As part of a National Sow Housing Conversion Project being conducted on behalf of Swine Innovation Porc researchers with the University of Manitoba, CDPQ, the Prairie Swine Centre, FGC Groenenstage Construction and Manitoba Pork are developing new tools to help pork producers convert from stall sow housing to group housing.
Dr. Yolande Seddon, a postdoctoral fellow in swine ethology with the Prairie Swine Centre, says the goal is to create a one stop shop where producers can to find the most current information on barn conversion.
Dr.
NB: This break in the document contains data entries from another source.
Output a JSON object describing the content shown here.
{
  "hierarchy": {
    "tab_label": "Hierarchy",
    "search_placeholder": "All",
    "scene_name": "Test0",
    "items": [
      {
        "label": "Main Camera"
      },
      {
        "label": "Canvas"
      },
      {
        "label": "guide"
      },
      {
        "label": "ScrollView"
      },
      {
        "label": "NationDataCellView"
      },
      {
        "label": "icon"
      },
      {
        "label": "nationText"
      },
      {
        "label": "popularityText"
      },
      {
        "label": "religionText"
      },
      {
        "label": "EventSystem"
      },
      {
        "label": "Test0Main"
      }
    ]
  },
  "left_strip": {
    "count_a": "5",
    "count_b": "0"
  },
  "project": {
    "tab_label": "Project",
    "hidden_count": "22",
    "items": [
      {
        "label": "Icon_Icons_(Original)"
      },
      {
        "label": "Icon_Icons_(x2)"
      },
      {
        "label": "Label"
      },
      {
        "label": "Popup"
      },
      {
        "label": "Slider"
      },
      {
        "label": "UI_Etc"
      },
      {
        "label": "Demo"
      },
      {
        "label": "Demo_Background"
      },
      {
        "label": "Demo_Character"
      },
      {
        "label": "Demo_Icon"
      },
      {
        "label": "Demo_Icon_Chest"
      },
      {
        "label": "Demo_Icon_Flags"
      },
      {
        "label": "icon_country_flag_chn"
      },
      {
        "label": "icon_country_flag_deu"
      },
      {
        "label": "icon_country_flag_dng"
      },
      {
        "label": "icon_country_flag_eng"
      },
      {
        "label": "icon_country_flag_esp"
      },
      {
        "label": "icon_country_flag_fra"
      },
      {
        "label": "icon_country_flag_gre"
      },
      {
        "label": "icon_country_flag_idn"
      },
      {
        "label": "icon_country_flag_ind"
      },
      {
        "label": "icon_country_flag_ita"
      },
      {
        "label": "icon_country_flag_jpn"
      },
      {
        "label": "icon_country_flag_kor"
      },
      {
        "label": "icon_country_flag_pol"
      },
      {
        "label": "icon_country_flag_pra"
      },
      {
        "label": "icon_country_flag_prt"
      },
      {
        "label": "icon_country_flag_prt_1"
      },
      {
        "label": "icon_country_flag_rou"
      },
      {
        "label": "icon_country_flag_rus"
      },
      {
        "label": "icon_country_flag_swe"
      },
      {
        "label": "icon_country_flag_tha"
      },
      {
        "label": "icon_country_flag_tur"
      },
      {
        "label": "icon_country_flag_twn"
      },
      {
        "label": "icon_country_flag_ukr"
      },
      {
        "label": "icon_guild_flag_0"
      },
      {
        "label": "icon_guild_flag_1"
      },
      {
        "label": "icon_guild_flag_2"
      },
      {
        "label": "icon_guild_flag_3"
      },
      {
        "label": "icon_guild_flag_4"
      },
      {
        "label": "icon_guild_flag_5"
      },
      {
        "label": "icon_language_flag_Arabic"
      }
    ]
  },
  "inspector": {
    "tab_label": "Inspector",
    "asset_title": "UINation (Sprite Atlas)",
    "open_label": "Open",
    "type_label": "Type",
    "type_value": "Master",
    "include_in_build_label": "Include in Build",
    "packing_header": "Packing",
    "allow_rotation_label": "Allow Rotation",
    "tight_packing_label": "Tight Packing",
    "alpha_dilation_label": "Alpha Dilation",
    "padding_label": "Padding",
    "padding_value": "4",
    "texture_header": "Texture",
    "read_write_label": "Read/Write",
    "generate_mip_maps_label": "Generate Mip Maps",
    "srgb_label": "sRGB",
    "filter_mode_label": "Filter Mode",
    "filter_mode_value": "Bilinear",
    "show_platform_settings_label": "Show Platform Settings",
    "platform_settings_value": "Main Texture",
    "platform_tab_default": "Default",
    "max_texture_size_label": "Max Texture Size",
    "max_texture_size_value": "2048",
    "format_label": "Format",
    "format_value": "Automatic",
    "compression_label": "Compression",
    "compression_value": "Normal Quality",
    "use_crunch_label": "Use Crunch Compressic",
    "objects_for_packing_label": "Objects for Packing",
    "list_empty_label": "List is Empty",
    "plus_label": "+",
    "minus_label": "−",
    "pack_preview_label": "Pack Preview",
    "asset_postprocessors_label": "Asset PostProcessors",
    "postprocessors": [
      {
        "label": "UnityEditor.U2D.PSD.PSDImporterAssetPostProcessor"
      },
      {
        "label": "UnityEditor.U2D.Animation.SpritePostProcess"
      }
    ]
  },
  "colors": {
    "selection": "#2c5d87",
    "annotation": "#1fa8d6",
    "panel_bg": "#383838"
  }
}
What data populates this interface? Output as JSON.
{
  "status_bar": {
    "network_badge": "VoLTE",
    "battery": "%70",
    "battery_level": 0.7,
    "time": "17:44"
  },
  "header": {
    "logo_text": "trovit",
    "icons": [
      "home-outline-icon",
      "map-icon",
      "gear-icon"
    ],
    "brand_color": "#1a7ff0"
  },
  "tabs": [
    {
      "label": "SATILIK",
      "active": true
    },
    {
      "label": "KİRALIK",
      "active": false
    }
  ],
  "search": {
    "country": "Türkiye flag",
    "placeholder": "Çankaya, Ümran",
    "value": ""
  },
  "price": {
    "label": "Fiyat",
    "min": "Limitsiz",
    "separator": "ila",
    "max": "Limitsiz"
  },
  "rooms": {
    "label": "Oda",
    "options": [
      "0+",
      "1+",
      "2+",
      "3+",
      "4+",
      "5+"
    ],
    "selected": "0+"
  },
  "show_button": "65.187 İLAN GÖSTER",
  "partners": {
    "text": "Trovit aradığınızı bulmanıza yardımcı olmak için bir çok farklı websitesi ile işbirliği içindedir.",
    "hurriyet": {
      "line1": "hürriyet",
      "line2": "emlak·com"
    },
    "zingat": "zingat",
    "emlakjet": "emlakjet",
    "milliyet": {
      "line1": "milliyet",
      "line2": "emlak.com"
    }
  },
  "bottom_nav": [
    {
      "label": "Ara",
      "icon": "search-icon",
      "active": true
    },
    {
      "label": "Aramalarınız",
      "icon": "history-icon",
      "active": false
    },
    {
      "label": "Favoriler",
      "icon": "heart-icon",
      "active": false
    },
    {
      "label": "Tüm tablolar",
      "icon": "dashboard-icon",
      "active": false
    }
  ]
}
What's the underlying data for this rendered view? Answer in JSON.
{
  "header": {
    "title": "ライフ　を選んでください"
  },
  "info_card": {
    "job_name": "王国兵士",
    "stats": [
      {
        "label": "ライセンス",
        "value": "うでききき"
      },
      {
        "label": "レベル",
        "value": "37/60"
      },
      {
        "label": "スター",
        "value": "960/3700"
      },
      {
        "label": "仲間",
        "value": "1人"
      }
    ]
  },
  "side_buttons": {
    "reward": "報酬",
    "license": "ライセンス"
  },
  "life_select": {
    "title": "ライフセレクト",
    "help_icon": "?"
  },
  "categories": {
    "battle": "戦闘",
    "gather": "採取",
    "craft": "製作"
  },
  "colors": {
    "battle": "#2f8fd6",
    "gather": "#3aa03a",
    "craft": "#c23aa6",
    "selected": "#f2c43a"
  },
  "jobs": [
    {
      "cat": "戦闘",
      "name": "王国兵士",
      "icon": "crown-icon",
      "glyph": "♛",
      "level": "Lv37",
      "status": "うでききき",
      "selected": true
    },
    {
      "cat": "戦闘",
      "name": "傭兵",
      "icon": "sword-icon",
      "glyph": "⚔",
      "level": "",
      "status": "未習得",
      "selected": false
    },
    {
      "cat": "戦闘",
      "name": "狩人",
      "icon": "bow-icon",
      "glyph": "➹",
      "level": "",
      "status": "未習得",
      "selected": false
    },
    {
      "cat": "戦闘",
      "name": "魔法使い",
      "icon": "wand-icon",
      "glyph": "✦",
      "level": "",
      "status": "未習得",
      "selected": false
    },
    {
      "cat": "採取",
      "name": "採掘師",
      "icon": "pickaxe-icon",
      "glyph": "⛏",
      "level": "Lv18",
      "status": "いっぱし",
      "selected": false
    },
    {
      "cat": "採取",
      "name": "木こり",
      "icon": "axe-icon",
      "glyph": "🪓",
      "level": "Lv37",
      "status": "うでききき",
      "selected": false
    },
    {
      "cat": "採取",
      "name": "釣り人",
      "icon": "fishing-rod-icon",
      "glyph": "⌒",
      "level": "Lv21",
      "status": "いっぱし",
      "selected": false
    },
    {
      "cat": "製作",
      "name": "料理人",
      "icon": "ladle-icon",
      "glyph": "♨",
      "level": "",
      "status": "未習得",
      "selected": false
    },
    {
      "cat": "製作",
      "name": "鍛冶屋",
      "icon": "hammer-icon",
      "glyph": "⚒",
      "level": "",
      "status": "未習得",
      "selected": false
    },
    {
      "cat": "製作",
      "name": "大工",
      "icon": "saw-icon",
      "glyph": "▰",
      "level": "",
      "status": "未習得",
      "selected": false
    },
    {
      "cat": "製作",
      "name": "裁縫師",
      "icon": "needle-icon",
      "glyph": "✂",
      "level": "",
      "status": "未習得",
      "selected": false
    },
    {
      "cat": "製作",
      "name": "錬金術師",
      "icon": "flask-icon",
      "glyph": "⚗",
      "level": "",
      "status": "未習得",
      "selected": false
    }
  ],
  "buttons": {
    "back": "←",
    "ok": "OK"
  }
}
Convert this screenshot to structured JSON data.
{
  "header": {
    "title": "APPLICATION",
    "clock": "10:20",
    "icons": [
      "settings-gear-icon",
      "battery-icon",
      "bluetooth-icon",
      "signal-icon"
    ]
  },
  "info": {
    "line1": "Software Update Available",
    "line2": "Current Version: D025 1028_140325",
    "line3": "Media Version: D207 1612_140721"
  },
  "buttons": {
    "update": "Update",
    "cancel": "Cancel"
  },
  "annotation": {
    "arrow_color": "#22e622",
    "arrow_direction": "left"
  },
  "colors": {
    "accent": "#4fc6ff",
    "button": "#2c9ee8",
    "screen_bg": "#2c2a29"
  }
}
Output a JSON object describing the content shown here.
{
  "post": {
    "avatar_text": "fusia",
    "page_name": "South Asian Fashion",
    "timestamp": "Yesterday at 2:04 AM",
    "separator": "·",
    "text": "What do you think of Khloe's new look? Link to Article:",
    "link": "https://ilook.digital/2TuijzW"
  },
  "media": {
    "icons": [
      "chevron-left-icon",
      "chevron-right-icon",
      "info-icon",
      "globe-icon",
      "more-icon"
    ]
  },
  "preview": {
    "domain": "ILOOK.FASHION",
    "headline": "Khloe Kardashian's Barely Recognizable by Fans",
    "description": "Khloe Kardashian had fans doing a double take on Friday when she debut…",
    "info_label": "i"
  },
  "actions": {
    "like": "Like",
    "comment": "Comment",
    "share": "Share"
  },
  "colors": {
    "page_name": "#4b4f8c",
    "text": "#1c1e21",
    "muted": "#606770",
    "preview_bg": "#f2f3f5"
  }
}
Yolande Seddon-Prairie Swine Centre:
We're actually, as part of the objective, establishing a National Sow Housing Working Group.
These are members that producers can contact in each of the major pig producing provinces and these members can directly advise them on their group sow housing dilemmas or questions and if they need to speak to someone different they can direct them right away to the correct person who will get the information for them really talking out the hassle of trying to search around for it.
We're developing fact sheets for producers.
We're also putting all of the information we learn on a national web site so that when a producer hopefully Googles "group sow housing" this is the first thing that will pop up.
We're actually following four producers who are converting to group housing, two in the east and two in the west, and their profiles and their barn conversion process will be documented entirely from start to finish.
Also we're following 10, we're calling them secondary sites for now, but no less.
They are actually barns that have already converted or have been a new build to group housing and this is documenting the information from the producers about how they are finding running their group system, why did they go for this system in particular.
Dr. Seddon expects the new web site to operational in early 2015.